The past year has imposed serious difficulties in the way too of the project to establish a Jewish republic in Bira Bidjan. The Jewish Communists in the Soviet Union this year conceived the notion of utilizing the world crisis for transporting unemployed Jews from abroad to Bira Bidjan. They forgot one small detail, however. They forgot that the unemployed Jew in Germany, Lithuania, Argentine and America lives under better conditions even in a state of unemployment in his native land; that it is impossible for him to live even under the best conditions in Bira Bidjan.

What transpired in connection with this migration to Bira Bidjan from abroad would have been forecast. They came, became frightened at the difficulties there, and fled.

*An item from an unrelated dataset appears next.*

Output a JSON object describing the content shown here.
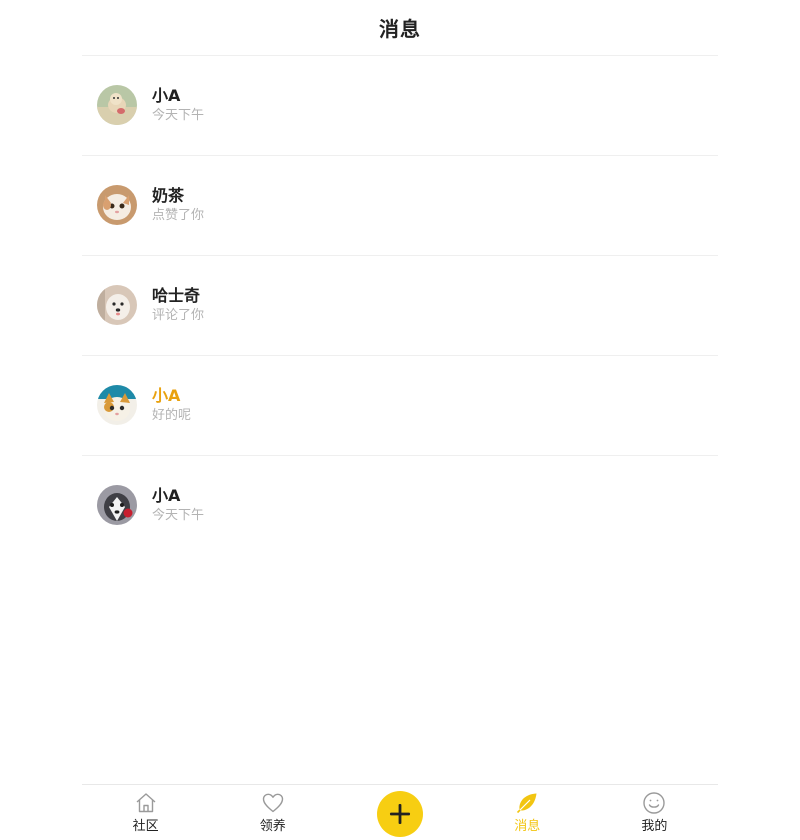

when facts begin to seep into the open, there is but one recourse—to tell the whole truth. And the truth which emerged was that the entire Jewish work in Bidjan is on the point of collapse; that the largest proportion of Jewish migrants from the Ukraine and White Russia did not remain in Bira Bidjan; that there is neither food nor shelter; that the Soviet administration of the grain trust does not desire any Jewish settlers; that none of the specialists desire to settle in Bira Bidjan; that by the end of 1933 it may be possible to declare Bira Bidjan an autonomous Jewish district, but under no circumstances will it then be possible to proclaim it an autonomous Jewish republic. With this truth out, naturally the romantic notions entertained about Bira Bidjan faded even among those who firmly believe in the future of Bira Bidjan, including the Comzet, the governmental department for settling Jews on the land and establishing them in industry.

Very early there were to be found among Jewish communist officials of the Comzet those who warned that too great hopes must not be reposed in Bira Bidjan, and that Crimea should not be neglected. And the number of such persons has recently increased.

If the Jewish colonization in Soviet Russia has been on the downward trend in the Jews has been on the upward swing.

The industrial program of the Soviet, now at a standstill, has in the past year brought thousands of unemployed Jewish elements into various industries in all fields of endeavor. Jews have been drawn into the factories and wherever there was a dearth of workers.